Au détour d’un virage notre chauffeur ralentit. Six hommes armés de lances nous barrent la route. Ils sont habillés de costumes traditionnels et de chapeaux à plumes où le rouge domine. Des Ifugaos, des coupeurs de tête. Les pensées se bousculent dans l’imaginaire et les films consacrés aux tribus amazoniennes se mélangent à cette réalité de guerriers devenus paisibles qui préservent leurs traditions. Après les salutations d’usage et les remerciements protocolaires, nous échangeons des objets courants mais utiles : torches électriques, kits d’écriture. Le chef de la tribu m’offre son propre poignard, un cadeau inestimable.

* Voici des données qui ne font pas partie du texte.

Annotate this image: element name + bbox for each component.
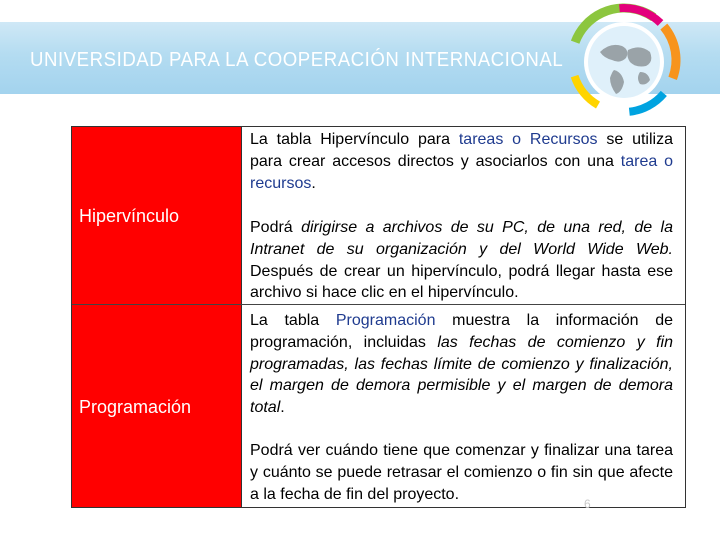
hipervinculo-paragraph-1: La tabla Hipervínculo para tareas o Recursos se utiliza para crear accesos directos y asociarlos con una tarea o recursos. — [250, 131, 674, 192]
row-label-hipervinculo: Hipervínculo — [79, 206, 180, 226]
row-label-programacion: Programación — [79, 397, 192, 417]
label-cell-hipervinculo — [72, 127, 242, 305]
university-title: UNIVERSIDAD PARA LA COOPERACIÓN INTERNACIONAL — [30, 49, 564, 71]
hipervinculo-paragraph-2: Podrá dirigirse a archivos de su PC, de una red, de la Intranet de su organización y del World Wide Web. Después de crear un hipervínculo, podrá llegar hasta ese archivo si hace clic en el hipervínculo. — [250, 219, 674, 302]
page-number: 6 — [584, 497, 591, 511]
programacion-paragraph-1: La tabla Programación muestra la información de programación, incluidas las fechas de comienzo y fin programadas, las fechas límite de comienzo y finalización, el margen de demora permisible y el margen de demora total. — [250, 312, 674, 417]
programacion-paragraph-2: Podrá ver cuándo tiene que comenzar y finalizar una tarea y cuánto se puede retrasar el comienzo o fin sin que afecte a la fecha de fin del proyecto. — [250, 442, 673, 503]
content-table — [71, 126, 686, 508]
label-cell-programacion — [72, 305, 242, 507]
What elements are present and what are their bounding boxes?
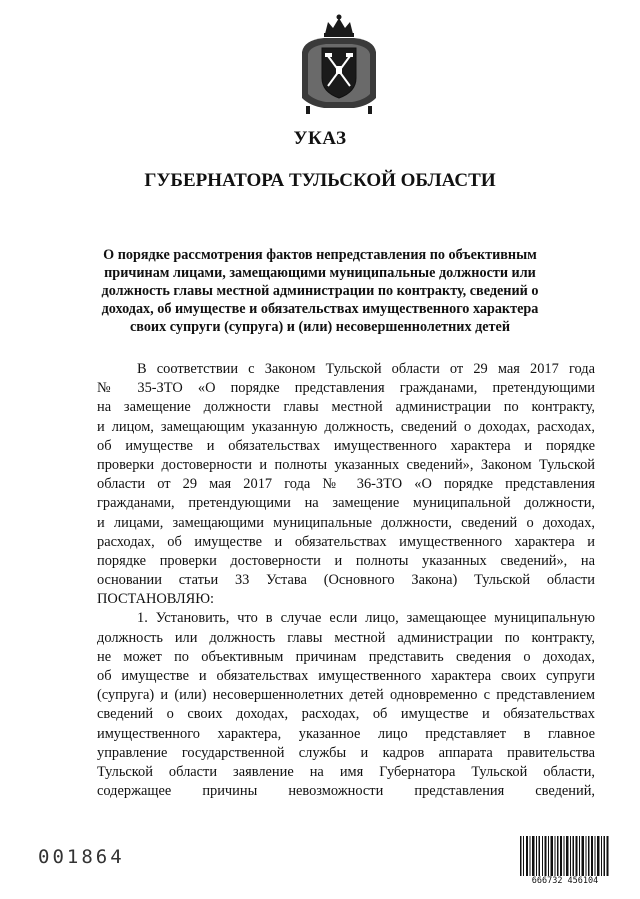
body-line: должность или должность главы местной администрации по контракту,	[97, 629, 595, 646]
subject-line: причинам лицами, замещающими муниципальные должности или	[104, 265, 536, 281]
document-type-title: УКАЗ	[293, 128, 347, 149]
subject-line: О порядке рассмотрения фактов непредставления по объективным	[103, 247, 537, 263]
body-line: и лицами, замещающими муниципальные должности, сведений о доходах,	[97, 514, 595, 531]
body-line: порядке проверки достоверности и полноты указанных сведений», на	[97, 552, 595, 569]
body-line: проверки достоверности и полноты указанных сведений», Законом Тульской	[97, 456, 595, 473]
body-line: В соответствии с Законом Тульской области от 29 мая 2017 года	[137, 361, 595, 377]
body-line: содержащее причины невозможности представления сведений,	[97, 783, 595, 800]
serial-number: 001864	[38, 846, 125, 868]
body-line: расходах, об имуществе и обязательствах имущественного характера и	[97, 533, 595, 550]
body-line: гражданами, претендующими на замещение муниципальной должности,	[97, 495, 595, 512]
body-line: не может по объективным причинам представить сведения о доходах,	[97, 648, 595, 665]
subject-line: должность главы местной администрации по контракту, сведений о	[101, 283, 539, 299]
subject-line: своих супруги (супруга) и (или) несовершеннолетних детей	[129, 319, 511, 335]
body-line: на замещение должности главы местной администрации по контракту,	[97, 399, 595, 416]
body-line: и лицом, замещающим указанную должность, сведений о доходах, расходах,	[97, 418, 595, 435]
subject-line: доходах, об имуществе и обязательствах имущественного характера	[101, 301, 539, 317]
barcode-icon	[520, 836, 610, 876]
body-line: (супруга) и (или) несовершеннолетних детей одновременно с представлением	[97, 687, 595, 704]
body-line: № 35-ЗТО «О порядке представления гражданами, претендующими	[97, 380, 595, 397]
body-line: об имуществе и обязательствах имущественного характера и порядке	[97, 437, 595, 454]
body-line: Тульской области заявление на имя Губернатора Тульской области,	[97, 763, 595, 780]
body-line: ПОСТАНОВЛЯЮ:	[97, 591, 215, 608]
decree-body	[97, 360, 595, 801]
body-line: основании статьи 33 Устава (Основного Закона) Тульской области	[97, 572, 595, 589]
body-line: имущественного характера, указанное лицо представляет в главное	[97, 725, 595, 742]
body-line: сведений о своих доходах, расходах, об имуществе и обязательствах	[97, 706, 595, 723]
body-line: управление государственной службы и кадров аппарата правительства	[97, 744, 595, 761]
issuer-title: ГУБЕРНАТОРА ТУЛЬСКОЙ ОБЛАСТИ	[144, 170, 496, 191]
decree-subject	[70, 246, 570, 336]
barcode-number: 666732 456104	[531, 876, 599, 886]
body-line: об имуществе и обязательствах имущественного характера своих супруги	[97, 668, 595, 684]
coat-of-arms-icon	[298, 12, 380, 118]
body-line: 1. Установить, что в случае если лицо, замещающее муниципальную	[137, 610, 595, 627]
body-line: области от 29 мая 2017 года № 36-ЗТО «О порядке представления	[97, 476, 595, 493]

Il nous fait visiter son habitat traditionnel de grandes maisons en bois sur pilotis dont je retrouverai le type d‘architecture dans d’autres voyages, notamment chez les Thais blancs à May Tchau au Vietnam. Ces vastes espaces qui peuvent atteindre près de deux cents mètres carrés offrent un refuge pour les animaux domestiques sous les pilotis. L’étage composé d’une pièce unique sert de salon, de cuisine, de chambre à coucher, d’atelier de couture. Sous les toits se situe le grenier, garde-manger familial.
Cette visite est suivie d’une cérémonie de chants et de danses en notre honneur ‘‘le Hudhud‘‘. Cette cérémonie évoque les croyances et les exploits des guerriers. La symbolique de leur saga indique que si les hommes se combattent, ils apprennent à se connaître, à se respecter, finissent par baisser les armes et sceller des alliances. Par l’intermédiaire d’Enrique, le chef de tribu a compris la nécessité de réduire la durée des chants et des danses accompagnées de percussions en bois; d’autant plus que je souhaitais réaliser deux prises de vues, l’une en plan général, l’autre avec une caméra proche des protagonistes. Ils devaient donc exécuter deux fois les mêmes mouvements. Leur rigueur et le bonheur de se donner en spectacle allaient nous offrir la meilleure séquence du film.